If the abolition of stamp duty was a football club, the Property Council would be the number one ticket holder.
It’s Australia’s least efficient and most unpopular tax. There is widespread agreement it does more harm than good.
It is fifty per cent worse for the economy than company tax (measured in terms of marginal excess burden). It discourages people from buying or selling housing, lowers labour mobility, restricts housing supply and is a highly volatile revenue source for state and territory governments. It does virtually everything an efficient tax shouldn’t do.
The NSW Treasurer Dominic Perrottet has put the abolition of stamp duty back on the agenda. It’s an important discussion, but one which needs to be tempered by a few hard truths.
The big problem with stamp duty is a $21 billion one. That’s the revenue mountain to climb if it were to be abolished. State governments have allowed themselves to become increasingly dependent on stamp duty and by failing to adjust stamp duty tax-rate thresholds, governments have let higher house prices sweep properties into ever higher stamp duty brackets. Stamp duty paid on the median house price in Sydney in 1995 was $4,685. Now, it’s over $36,000.
This rocket-fuelled bracket creep has been a deliberate policy of wilful negligence on all governments. But it also clearly isn’t feasible for them to go without this revenue.
The current proposal is to create a new land tax on owner occupied housing (and perhaps agricultural land and religious properties). Currently only business properties, investment housing and holiday homes pay land tax.
While swapping stamp duty for land tax seems like a good idea, it turns out that it isn’t so simple. And it certainly isn’t working at all in the ACT which is sometimes held up as the model for reform.
So, what are the difficulties with this approach? Mostly, it’s the size that a new land tax on the family home would need to be to pay for the full abolition of stamp duty.
In modelling for the Property Council, Deloitte Access Economics estimated that the average ‘land value property’ would need to pay $2400 a year. However this is an Australian average. Different underlying land values would produce very different tax outcomes.
For Parramatta in Sydney’s middle ring, the new land tax would be closer to $5000 a year and for inner ring suburbs such as North Sydney this would climb to over $10,000 a year.
No one should underestimate the political difficulty of selling this type of new tax for every household in Australia.
This challenge is borne out by the experience in the ACT. In 2012 it began what was billed as a 20 year program to abolish stamp duty and replace it with single land tax-style property rate.
Eight years in, we’ve learnt a few things. Firstly, stamp duty isn’t on the way to being abolished by any measure. Total stamp duty revenue has only fallen by one per cent from $268 million in 2011/12 to a budgeted $265 million in 2019/20.

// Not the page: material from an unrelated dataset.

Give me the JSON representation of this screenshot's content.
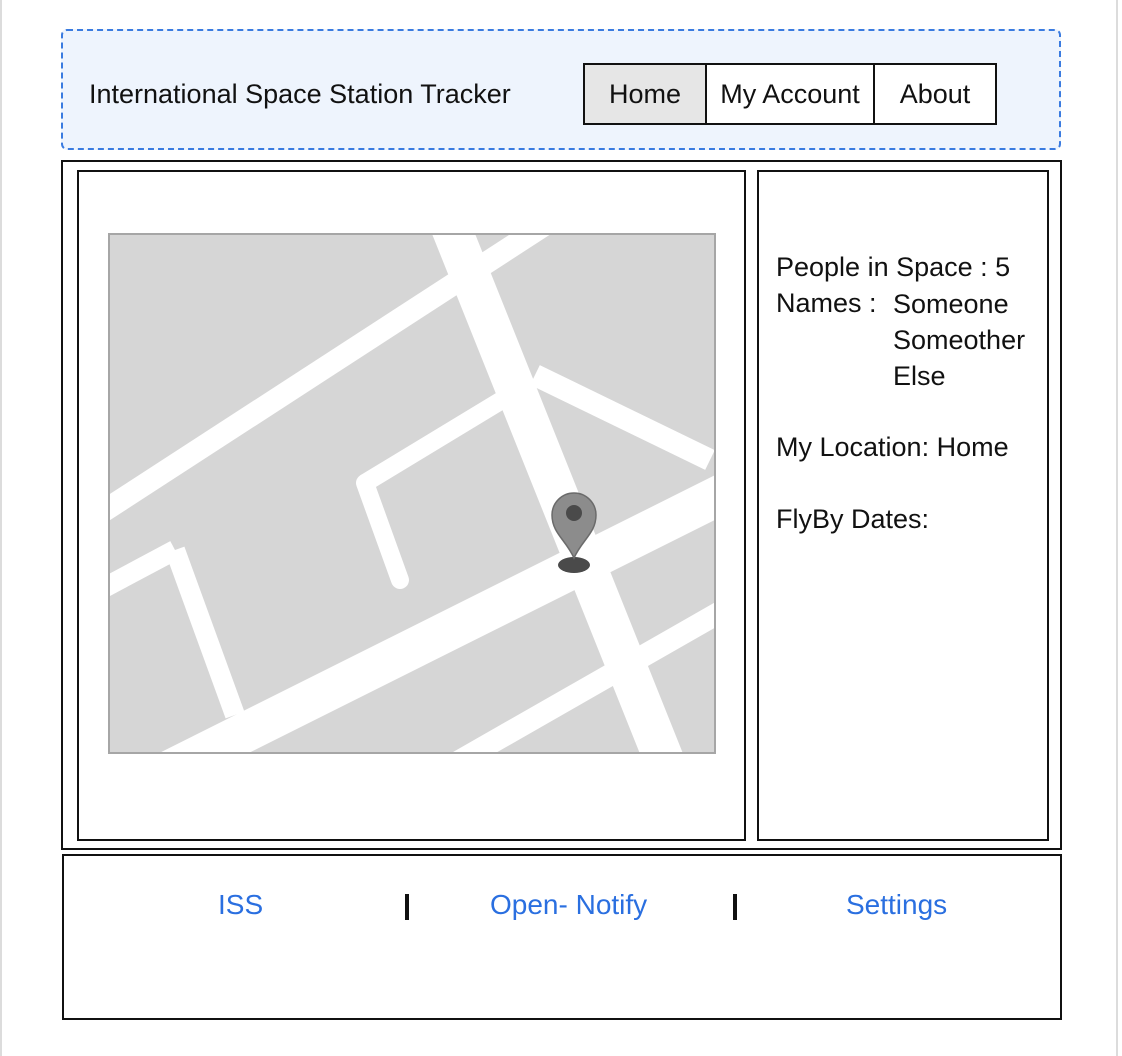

While some stamp duty rates have been lowered, others haven’t. Canberra residents still pay fairly sizeable stamp duty bills for property: $17,880 on a $650,000 house, compared to $15,100 in Queensland or $24,682 in NSW.

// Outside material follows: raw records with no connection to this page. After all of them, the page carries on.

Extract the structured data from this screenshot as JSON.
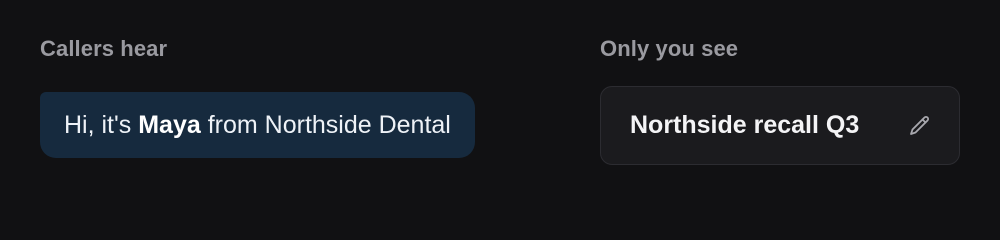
{
  "callers_hear": {
    "label": "Callers hear",
    "greeting_prefix": "Hi, it's ",
    "agent_name": "Maya",
    "greeting_suffix": " from Northside Dental"
  },
  "only_you_see": {
    "label": "Only you see",
    "campaign_name": "Northside recall Q3",
    "edit_icon": "pencil-icon"
  }
}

Secondly, the change hasn’t been revenue neutral as promised. The combined revenues of stamp duty, land tax and general rates have ballooned over this so-called reform period.

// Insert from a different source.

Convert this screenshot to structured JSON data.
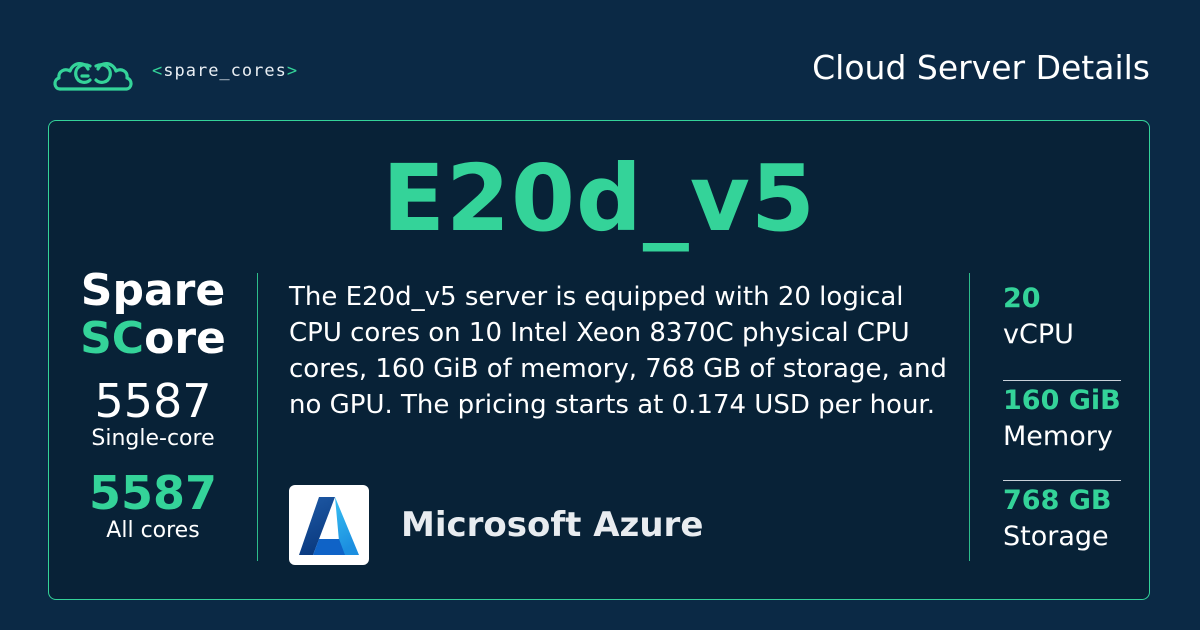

Third, businesses are being double taxed. More of the rate burden has been pushed onto business properties. Reasonably sized business properties are now subject to general rates of up to 5.3 per cent. This is effectively a stamp duty sized tax - payable every year. And they still pay stamp duty when the properties are sold.
Finally, there is still 12 years to run on the ACT reform program. , The government can’t say how high these property taxes will be at the end of this process or when stamp duty would actually be abolished.
There’s no simple solution to Australia’s stamp duty dilemma. There is no doubt that abolishing this tax should be a top reform priority. However, a simple swap into a new land tax isn’t so simple and isn’t working in the ACT.